ESTABILIDADE DO SERVIDOR: DUAS OU TRÊS COISAS QUE SEI DELA

Tem uma coisa me incomodando nesses dias de maldades, onde se quer que o trabalhador pague pela crise. Só ele. A campanha do (des)governo contra a aposentadoria e o fim das leis trabalhistas coloca no servidor público o maior vilão da crise, como se ele fosse um privilegiado por ter estabilidade no emprego e aposentadoria integral. Pois bem, em sendo um deles – servidor púbico aposentado – venho aqui desmentir essa campanha odiosa, cínica e que tem a intenção de fazer de nós o bode expiatório das razões de uma reforma para manter os privilégios das elites e dos políticos desta nação.

Não se tem um serviço público estatal imune a corrupção e aos apadrinhamentos dos gestores de plantão sem o servidor público. É certo que muitos se corromperam e serviram aos poderosos pela natureza do humano, não por ser servidor público. E esta minoria desprezível está sendo usada também para macular o exemplar servidor, que continua sendo a maioria. A estabilidade no emprego serve apenas para que nós possamos recusar ordens espúrias e dos poderosos do momento, porque eles não podem usar da vontade para demitir os servidores honestos.

Poderia aqui citar inúmeras situações que ocorreram na minha orgulhosa carreira de servidor público. Apenas um pequeno exemplo: quando dirigi uma instituição pública o dono de uma empresa contratada me ameaçou porque eu quis fazer o pagamento da roupa lavada pelo quilo limpo recebido e não pelo quilo sujo e molhado recolhido (a empresa de lavanderia recebia por quilo lavado e o quilo molhado pesa muito mais que o limpo. Pagava-se por quilo, e essa prática avessa ainda é comum). Na nossa desavença, ele insinuou que a mãe dele (na época uma deputada estadual) almoçava semanalmente com o Secretário de Saúde, meu superior hierárquico. Não titubeie: mandei que se retirasse da sala e mandasse a mãe para conversar comigo (já que foi ele que colocou a mãe no meio). Disse mais, que se o secretário me reclamasse, eu convocaria a imprensa para denunciar a tramoia (pequena, mas tramoia). Nada me aconteceu. Vocês acham que se eu não tivesse estabilidade de servidor público estaria contando aqui essa história? Essa é apenas uma das historinhas que registrei em meu livro “Ouvindo Vozes”. Vivi outras que nem lá estão.

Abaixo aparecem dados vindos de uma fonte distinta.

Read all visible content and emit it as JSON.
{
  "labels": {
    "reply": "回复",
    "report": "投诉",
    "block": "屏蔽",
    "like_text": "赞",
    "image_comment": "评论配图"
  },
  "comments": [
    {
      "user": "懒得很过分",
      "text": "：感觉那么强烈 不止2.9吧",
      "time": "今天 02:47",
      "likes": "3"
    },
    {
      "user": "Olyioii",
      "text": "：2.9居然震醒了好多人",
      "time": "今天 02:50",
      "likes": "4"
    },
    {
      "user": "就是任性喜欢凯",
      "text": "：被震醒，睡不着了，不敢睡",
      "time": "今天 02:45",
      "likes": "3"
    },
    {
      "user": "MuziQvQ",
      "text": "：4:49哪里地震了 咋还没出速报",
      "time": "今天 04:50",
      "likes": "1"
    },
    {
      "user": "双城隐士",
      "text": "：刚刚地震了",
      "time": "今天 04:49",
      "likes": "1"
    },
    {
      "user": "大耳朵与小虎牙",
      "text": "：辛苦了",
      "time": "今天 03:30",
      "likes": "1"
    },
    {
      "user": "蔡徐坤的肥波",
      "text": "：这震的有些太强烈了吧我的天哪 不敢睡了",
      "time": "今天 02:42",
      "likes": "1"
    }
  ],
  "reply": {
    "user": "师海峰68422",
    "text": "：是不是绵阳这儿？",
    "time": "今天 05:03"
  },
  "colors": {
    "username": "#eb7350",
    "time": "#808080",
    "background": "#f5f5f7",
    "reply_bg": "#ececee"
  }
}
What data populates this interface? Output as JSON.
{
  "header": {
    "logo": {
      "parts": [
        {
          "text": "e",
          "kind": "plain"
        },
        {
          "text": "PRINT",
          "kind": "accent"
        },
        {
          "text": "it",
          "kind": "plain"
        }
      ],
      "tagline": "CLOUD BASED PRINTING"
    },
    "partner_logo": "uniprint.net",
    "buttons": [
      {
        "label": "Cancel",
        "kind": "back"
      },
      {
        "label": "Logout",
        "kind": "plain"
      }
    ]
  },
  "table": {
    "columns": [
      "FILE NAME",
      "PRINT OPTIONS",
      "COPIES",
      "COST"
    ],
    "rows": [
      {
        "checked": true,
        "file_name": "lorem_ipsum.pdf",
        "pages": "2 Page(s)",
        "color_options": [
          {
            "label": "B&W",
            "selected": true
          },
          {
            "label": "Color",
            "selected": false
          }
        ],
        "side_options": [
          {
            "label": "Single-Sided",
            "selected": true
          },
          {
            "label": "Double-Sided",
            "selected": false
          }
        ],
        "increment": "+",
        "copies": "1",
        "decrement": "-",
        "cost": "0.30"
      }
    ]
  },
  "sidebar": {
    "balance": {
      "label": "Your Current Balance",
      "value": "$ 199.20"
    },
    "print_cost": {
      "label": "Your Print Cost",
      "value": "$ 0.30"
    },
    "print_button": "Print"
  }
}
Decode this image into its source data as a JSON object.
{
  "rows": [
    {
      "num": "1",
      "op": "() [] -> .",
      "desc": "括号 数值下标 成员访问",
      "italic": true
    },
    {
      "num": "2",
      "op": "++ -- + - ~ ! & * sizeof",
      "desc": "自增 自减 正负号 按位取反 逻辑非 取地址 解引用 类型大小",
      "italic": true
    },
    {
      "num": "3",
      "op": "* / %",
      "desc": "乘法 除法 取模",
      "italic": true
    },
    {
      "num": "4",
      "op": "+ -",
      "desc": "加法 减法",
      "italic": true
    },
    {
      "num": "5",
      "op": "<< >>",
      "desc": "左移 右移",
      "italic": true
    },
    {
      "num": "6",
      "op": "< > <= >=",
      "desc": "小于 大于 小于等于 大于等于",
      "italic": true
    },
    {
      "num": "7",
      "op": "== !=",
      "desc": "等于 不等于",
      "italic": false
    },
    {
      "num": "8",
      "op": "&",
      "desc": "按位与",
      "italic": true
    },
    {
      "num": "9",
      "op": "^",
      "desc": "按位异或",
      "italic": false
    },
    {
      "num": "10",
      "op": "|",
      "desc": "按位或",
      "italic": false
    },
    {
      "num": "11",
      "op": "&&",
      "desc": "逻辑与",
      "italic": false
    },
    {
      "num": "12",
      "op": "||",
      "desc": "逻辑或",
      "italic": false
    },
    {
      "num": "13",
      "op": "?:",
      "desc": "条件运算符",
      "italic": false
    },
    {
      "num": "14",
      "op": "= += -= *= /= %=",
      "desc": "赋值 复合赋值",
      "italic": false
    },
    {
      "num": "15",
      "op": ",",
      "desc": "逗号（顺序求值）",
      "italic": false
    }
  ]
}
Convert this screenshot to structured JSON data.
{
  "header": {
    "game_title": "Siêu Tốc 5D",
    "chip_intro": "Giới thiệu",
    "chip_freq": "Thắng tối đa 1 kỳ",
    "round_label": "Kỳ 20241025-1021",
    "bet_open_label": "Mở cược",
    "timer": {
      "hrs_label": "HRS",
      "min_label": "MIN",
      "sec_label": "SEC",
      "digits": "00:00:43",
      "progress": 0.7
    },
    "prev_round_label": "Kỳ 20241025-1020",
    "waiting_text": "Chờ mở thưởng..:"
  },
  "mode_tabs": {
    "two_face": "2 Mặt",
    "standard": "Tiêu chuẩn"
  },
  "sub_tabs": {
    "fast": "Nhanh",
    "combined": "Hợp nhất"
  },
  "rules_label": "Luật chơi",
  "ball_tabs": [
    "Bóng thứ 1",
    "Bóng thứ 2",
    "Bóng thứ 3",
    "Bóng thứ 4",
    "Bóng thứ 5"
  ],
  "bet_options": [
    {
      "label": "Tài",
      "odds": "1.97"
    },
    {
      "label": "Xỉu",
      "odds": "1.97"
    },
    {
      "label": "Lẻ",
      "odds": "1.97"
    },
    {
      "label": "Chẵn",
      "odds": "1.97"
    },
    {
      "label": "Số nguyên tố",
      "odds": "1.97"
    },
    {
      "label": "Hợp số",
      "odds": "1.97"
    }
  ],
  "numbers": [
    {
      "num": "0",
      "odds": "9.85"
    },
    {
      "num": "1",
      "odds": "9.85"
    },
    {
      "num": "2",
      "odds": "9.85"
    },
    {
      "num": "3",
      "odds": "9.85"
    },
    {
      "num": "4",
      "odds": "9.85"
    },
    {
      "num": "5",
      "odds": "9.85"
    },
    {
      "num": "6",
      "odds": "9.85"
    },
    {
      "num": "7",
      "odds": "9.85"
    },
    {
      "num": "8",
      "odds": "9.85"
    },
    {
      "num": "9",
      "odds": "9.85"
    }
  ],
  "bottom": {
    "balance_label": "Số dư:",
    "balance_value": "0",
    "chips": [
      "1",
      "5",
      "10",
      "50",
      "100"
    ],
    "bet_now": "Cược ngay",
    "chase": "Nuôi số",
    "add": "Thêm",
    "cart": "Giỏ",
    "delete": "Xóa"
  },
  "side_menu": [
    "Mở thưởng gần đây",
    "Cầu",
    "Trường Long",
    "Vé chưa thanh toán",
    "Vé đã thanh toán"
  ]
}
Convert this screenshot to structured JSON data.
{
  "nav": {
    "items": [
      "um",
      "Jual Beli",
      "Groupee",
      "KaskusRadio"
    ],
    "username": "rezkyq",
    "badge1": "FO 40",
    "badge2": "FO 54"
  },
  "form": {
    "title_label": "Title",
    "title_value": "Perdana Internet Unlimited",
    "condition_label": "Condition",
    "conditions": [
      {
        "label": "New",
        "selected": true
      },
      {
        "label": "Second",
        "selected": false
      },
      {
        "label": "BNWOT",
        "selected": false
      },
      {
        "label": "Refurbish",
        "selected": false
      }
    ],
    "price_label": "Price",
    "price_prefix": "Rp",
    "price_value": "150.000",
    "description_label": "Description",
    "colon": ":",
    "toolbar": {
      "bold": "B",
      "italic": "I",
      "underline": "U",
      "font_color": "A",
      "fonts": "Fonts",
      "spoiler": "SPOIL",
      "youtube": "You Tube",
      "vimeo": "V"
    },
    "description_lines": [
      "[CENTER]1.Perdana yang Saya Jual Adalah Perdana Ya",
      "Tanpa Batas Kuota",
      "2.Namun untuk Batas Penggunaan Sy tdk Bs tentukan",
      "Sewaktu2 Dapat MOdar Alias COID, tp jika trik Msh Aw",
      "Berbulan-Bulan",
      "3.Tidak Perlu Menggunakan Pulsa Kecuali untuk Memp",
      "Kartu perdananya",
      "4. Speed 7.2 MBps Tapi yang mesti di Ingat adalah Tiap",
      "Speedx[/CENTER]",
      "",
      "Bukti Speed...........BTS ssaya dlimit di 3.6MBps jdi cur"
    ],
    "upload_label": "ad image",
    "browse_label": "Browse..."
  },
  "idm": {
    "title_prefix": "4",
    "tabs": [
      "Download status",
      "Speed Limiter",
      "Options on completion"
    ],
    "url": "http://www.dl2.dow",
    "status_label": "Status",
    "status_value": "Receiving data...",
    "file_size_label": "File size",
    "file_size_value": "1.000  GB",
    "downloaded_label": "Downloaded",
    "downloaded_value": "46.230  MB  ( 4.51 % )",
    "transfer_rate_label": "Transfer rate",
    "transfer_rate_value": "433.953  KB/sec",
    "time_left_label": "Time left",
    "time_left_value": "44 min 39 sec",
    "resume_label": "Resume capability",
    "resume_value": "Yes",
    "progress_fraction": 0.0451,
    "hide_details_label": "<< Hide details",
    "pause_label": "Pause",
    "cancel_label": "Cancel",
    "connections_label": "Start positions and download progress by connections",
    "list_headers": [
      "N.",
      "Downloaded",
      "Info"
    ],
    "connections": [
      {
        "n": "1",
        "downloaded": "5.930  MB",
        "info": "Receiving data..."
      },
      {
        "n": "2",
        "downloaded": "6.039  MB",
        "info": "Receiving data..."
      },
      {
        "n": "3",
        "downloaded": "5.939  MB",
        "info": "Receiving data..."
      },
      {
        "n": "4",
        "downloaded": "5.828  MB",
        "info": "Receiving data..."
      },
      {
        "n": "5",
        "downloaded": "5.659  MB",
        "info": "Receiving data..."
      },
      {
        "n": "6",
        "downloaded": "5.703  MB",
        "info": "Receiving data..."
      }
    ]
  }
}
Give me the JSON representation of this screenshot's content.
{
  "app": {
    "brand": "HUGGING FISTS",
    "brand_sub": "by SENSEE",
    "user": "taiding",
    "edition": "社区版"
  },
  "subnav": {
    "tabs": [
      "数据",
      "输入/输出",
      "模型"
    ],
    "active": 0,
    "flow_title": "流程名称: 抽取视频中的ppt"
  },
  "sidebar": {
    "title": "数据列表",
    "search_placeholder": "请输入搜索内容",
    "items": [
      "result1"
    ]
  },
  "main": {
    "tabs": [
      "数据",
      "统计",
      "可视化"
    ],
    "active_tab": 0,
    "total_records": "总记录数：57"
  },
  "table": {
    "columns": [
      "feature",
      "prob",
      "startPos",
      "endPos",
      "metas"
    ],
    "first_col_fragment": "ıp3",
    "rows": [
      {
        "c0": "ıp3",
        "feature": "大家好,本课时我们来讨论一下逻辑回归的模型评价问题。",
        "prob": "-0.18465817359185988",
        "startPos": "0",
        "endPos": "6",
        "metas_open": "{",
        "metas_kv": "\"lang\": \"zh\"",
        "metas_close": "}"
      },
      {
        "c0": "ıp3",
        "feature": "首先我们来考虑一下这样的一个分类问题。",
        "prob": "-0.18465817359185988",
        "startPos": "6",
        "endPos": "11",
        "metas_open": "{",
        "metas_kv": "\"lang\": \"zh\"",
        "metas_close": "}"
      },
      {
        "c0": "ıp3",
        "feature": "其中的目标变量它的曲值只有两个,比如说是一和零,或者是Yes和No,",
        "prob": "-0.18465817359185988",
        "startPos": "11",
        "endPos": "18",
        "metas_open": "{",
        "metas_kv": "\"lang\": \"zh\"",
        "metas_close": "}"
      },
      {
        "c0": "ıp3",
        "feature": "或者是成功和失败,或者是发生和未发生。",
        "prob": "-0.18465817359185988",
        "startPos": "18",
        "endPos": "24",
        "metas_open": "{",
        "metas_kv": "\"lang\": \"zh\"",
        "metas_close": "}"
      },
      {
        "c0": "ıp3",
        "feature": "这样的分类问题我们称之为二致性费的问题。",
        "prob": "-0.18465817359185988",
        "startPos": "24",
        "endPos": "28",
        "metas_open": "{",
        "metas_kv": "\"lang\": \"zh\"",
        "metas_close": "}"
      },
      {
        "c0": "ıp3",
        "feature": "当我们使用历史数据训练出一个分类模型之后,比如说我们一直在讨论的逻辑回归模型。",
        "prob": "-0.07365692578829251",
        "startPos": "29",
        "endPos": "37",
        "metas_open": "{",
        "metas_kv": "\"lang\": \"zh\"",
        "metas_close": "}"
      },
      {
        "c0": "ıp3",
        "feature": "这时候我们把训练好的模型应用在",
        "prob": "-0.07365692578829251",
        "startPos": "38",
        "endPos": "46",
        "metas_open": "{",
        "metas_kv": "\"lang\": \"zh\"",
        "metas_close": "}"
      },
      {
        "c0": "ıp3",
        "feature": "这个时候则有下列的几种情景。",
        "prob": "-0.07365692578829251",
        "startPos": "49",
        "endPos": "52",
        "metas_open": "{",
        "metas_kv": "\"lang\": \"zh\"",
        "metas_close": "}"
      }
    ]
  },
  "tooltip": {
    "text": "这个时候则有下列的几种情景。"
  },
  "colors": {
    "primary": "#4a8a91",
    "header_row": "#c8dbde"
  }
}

Quanto a tal aposentadoria integral, decorre apenas de dois processos: não temos recolhimento de Fundo de Garantia e Tempo de Serviço (FGTS) e recolhemos 11% de contribuição à previdência. Quando optamos pela carreira de servidor sabemos da dedicação que teremos que ter, da formação que a ela aplicaremos e que, ganhando um salário, muita das vezes, inferior ao que ganharíamos no privado, seremos recompensados com a estabilidade e aposentadoria semelhante ao que ganhamos na ativa. De certa forma trocamos o ganhar mais pela segurança de quem não nasceu para a competição desenfreada do regime privado. Mas quero aqui afirmar uma verdade escondida: a maioria dos servidores públicos é aposentada com salário integral menor do que o teto da previdência. Eu, médico, último nível de carreira, recebo uma fração de nada acima do teto. Não fosse pela atividade médica permitir dois vínculos estaria beirando o teto da previdência. Colegas do setor privado, com seus planos de previdência privada, admiram-se de que só tenha me aposentado com tão pouco. Pra eles. Pra mim é suficiente se puder contribuir para uma melhor distribuição de renda. Os escândalos na imprensa são de apaziguados que acumulam funções gratificadas e as vezes, ilegalmente. Nada que a seriedade numa reforma não corrigisse.

Sem o servidor público – que não é funcionário, mas servidor  – não se faz serviços públicos. O serviço público é do Estado e não do governo de plantão. A estabilidade é a razão de o servidor ter a população como patrão e não o governante. Aqui teremos o aparecimento do equívoco de que a estabilidade não deixa demitir. Ledo engano: há instrumentos administrativos para tal. É apenas um problema de gestão que pode ser resolvido com a aplicação da lei (trabalhosa, mas possível – digo por experiência) ou ela ainda pode ser flexibilizada para resolver dificuldades estruturais que aponto no livro citado.

A terceirização do serviço público é a morte de um estado que tinha a intenção de proteger os mais necessitados, proteção garantida na constituição cidadã de 1988, que está sendo rasgada. O estado mínimo, com o aniquilamento do servidor público, é a decretação do abandono dos menos favorecidos.